PFAs are limited liability companies duly licensed by Pencom as special purpose vehicles to carry out pension business only. The PFAs open retirement savings account for employees, manage the person fund as the commission may from time to time prescribe, maintain books of accounts on all transactions relating to the pension fund under their management.
Pension fund custodians (PFCs)
PFCs are appointed by PFAs. They are responsible for the warehousing of the pension fund assets. The employer sends the contributions directly to the custodian, who notifies the PFA of the receipt of the contribution and the PFA subsequently credits the Retirement Savings Account of the employee. The custodian would execute transactions and undertake activities relating to the administration of pension fund investments upon instructions by the PFA.
Closed pension funds administration (CPFAs)
In addition to the approval for continuation of the existing schemes, organizations who would like to manage their existing schemes shall apply to National Pension Commission for license to operate as CFPA. The asset of the pension fund must be at least N500 000,000. In case the assets of the scheme are less than N500 000,000, such scheme should be managed by a PFA.
Challenges of the new scheme
Limited investment opportunities: The new systems of definedcontribution individual accounts were expected to supply new investment capital that would spur the development of domestic capital markets. However, one of the biggest obstacles that the new pension funds have had to face is a limited array of potential investments in local capital markets. Pension fund investments are generally limited to investment-grade instruments, which are in short supply in emerging capital markets.

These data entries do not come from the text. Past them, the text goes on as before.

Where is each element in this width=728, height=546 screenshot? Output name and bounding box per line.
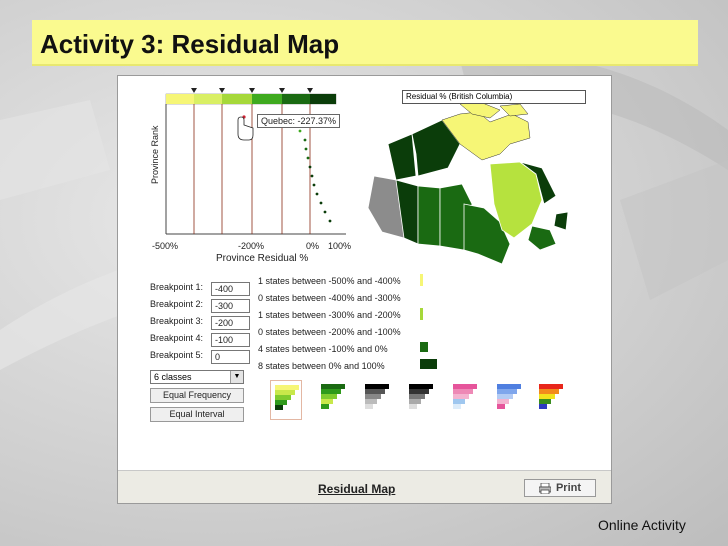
- class-band-6: [310, 94, 336, 104]
- breakpoint-1-label: Breakpoint 1:: [150, 282, 204, 292]
- data-point: [323, 210, 327, 214]
- class-band-2: [194, 94, 222, 104]
- breakpoint-5-input[interactable]: 0: [211, 350, 250, 364]
- classes-select[interactable]: 6 classes ▼: [150, 370, 244, 384]
- breakpoint-3-input[interactable]: -200: [211, 316, 250, 330]
- breakpoint-1-input[interactable]: -400: [211, 282, 250, 296]
- class-band-3: [222, 94, 252, 104]
- chevron-down-icon[interactable]: ▼: [230, 371, 243, 383]
- data-point: [315, 192, 319, 196]
- data-point: [303, 138, 307, 142]
- legend-row-3: 1 states between -300% and -200%: [258, 310, 401, 320]
- legend-row-6: 8 states between 0% and 100%: [258, 361, 385, 371]
- data-point: [312, 183, 316, 187]
- data-point: [319, 201, 323, 205]
- palette-green[interactable]: [317, 380, 349, 420]
- palette-rainbow[interactable]: [535, 380, 567, 420]
- legend-row-4: 0 states between -200% and -100%: [258, 327, 401, 337]
- breakpoint-2-input[interactable]: -300: [211, 299, 250, 313]
- print-button-label: Print: [555, 482, 582, 494]
- province-yukon: [387, 133, 417, 181]
- data-point: [328, 219, 332, 223]
- breakpoint-marker-2: [219, 88, 225, 93]
- breakpoint-marker-3: [249, 88, 255, 93]
- data-point: [304, 147, 308, 151]
- palette-black-gray[interactable]: [405, 380, 437, 420]
- breakpoint-4-label: Breakpoint 4:: [150, 333, 204, 343]
- hand-cursor-icon: [237, 116, 254, 141]
- printer-icon: [538, 482, 551, 494]
- print-button[interactable]: Print: [524, 479, 596, 497]
- province-saskatchewan: [417, 185, 441, 247]
- data-point: [298, 129, 302, 133]
- breakpoint-3-label: Breakpoint 3:: [150, 316, 204, 326]
- equal-interval-button[interactable]: Equal Interval: [150, 407, 244, 422]
- palette-pink[interactable]: [449, 380, 481, 420]
- province-tooltip: Quebec: -227.37%: [257, 114, 341, 128]
- legend-row-2: 0 states between -400% and -300%: [258, 293, 401, 303]
- legend-row-5: 4 states between -100% and 0%: [258, 344, 388, 354]
- slide-title-bar: Activity 3: Residual Map: [32, 20, 698, 66]
- class-band-5: [282, 94, 310, 104]
- breakpoint-4-input[interactable]: -100: [211, 333, 250, 347]
- data-point: [310, 174, 314, 178]
- y-axis-label: Province Rank: [150, 125, 160, 184]
- data-point: [308, 165, 312, 169]
- palette-blue-pink[interactable]: [493, 380, 525, 420]
- province-maritimes: [527, 225, 557, 251]
- breakpoint-marker-5: [307, 88, 313, 93]
- app-footer: Residual Map Print: [118, 470, 611, 503]
- breakpoint-5-label: Breakpoint 5:: [150, 350, 204, 360]
- residual-rank-plot: [165, 88, 346, 235]
- breakpoint-marker-1: [191, 88, 197, 93]
- class-band-4: [252, 94, 282, 104]
- online-activity-label: Online Activity: [598, 517, 686, 533]
- map-title-field[interactable]: Residual % (British Columbia): [402, 90, 586, 104]
- palette-yellow-green[interactable]: [270, 380, 302, 420]
- legend-row-1: 1 states between -500% and -400%: [258, 276, 401, 286]
- palette-gray[interactable]: [361, 380, 393, 420]
- tick-label-neg500: -500%: [152, 241, 179, 251]
- tick-label-0: 0%: [306, 241, 320, 251]
- legend-swatch-6: [420, 359, 437, 369]
- equal-frequency-button[interactable]: Equal Frequency: [150, 388, 244, 403]
- breakpoint-2-label: Breakpoint 2:: [150, 299, 204, 309]
- legend-swatch-3: [420, 308, 423, 320]
- breakpoint-marker-4: [279, 88, 285, 93]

Inadequate coverage: A large proportion of the population remains inadequately covered by the contributory system. Notwithstanding the seemingly laudable benefits of the Nigerian DC scheme, it has been characterised by several challenges. While the initial reluctance and skepticism of workers to register with PFAs have reduced, there is a large proportion of the working population, especially, in the informal market of the private sector outside of the scheme. Several years after the take-off, the scheme is still bedeviled by general misconceptions and knowledge gap. The most significant challenge is the lack of confidence in the scheme by potential contributors, arising from failures of previous policies on pension management. In addition, there is the fear of continuity and sustainability of the scheme by successive governments, since change in governments sometimes leads to the jettisoning of previous programmes.
Mismanagement of funds: Another challenge is the mismanagement and misappropriation of amounts, earmarked for employees’ pensions, especially, in the public sector. Recently, there have been revelations of multi-billion Naira pension fund scandals at the Pensions Unit of the Office of the Head of Civil Service of the Federation and the Nigeria Police pensions.
Risk management: The scheme also entails the transfer of investment risks of retirement funds to the employees, whereby the employee determines who manages his/her retirement savings account and therefore assumes full responsibilities for the risks involved.
Coverage: The reform has failed to contribute to basic social security in old age for the majority of Nigerians employed in the informal sector.
The appropriateness of the institutional design of the reformed pension system is highly questionable. Among countries with funded pension systems, Nigeria has by far the lowest GDP per capita in the world. In addition, high degrees of financial instability and lack of appropriate investment outlets for pension savings cast doubt on the basic utility of the system.
Fourth, in terms of the actual management of the current system the Nigerian Pension Commission (PenCom) as the regulator has been weak in enforcing regulatory compliance. For example, PenCom failed to enforce regulations stating that PFAs must report in a timely manner about the value of their retirement Savings Accounts (RSAs). As a result, the regime of ‘competition’ between PFAs is meaningless as pension savers are unable to evaluate the pros and cons of investing with different PFAs.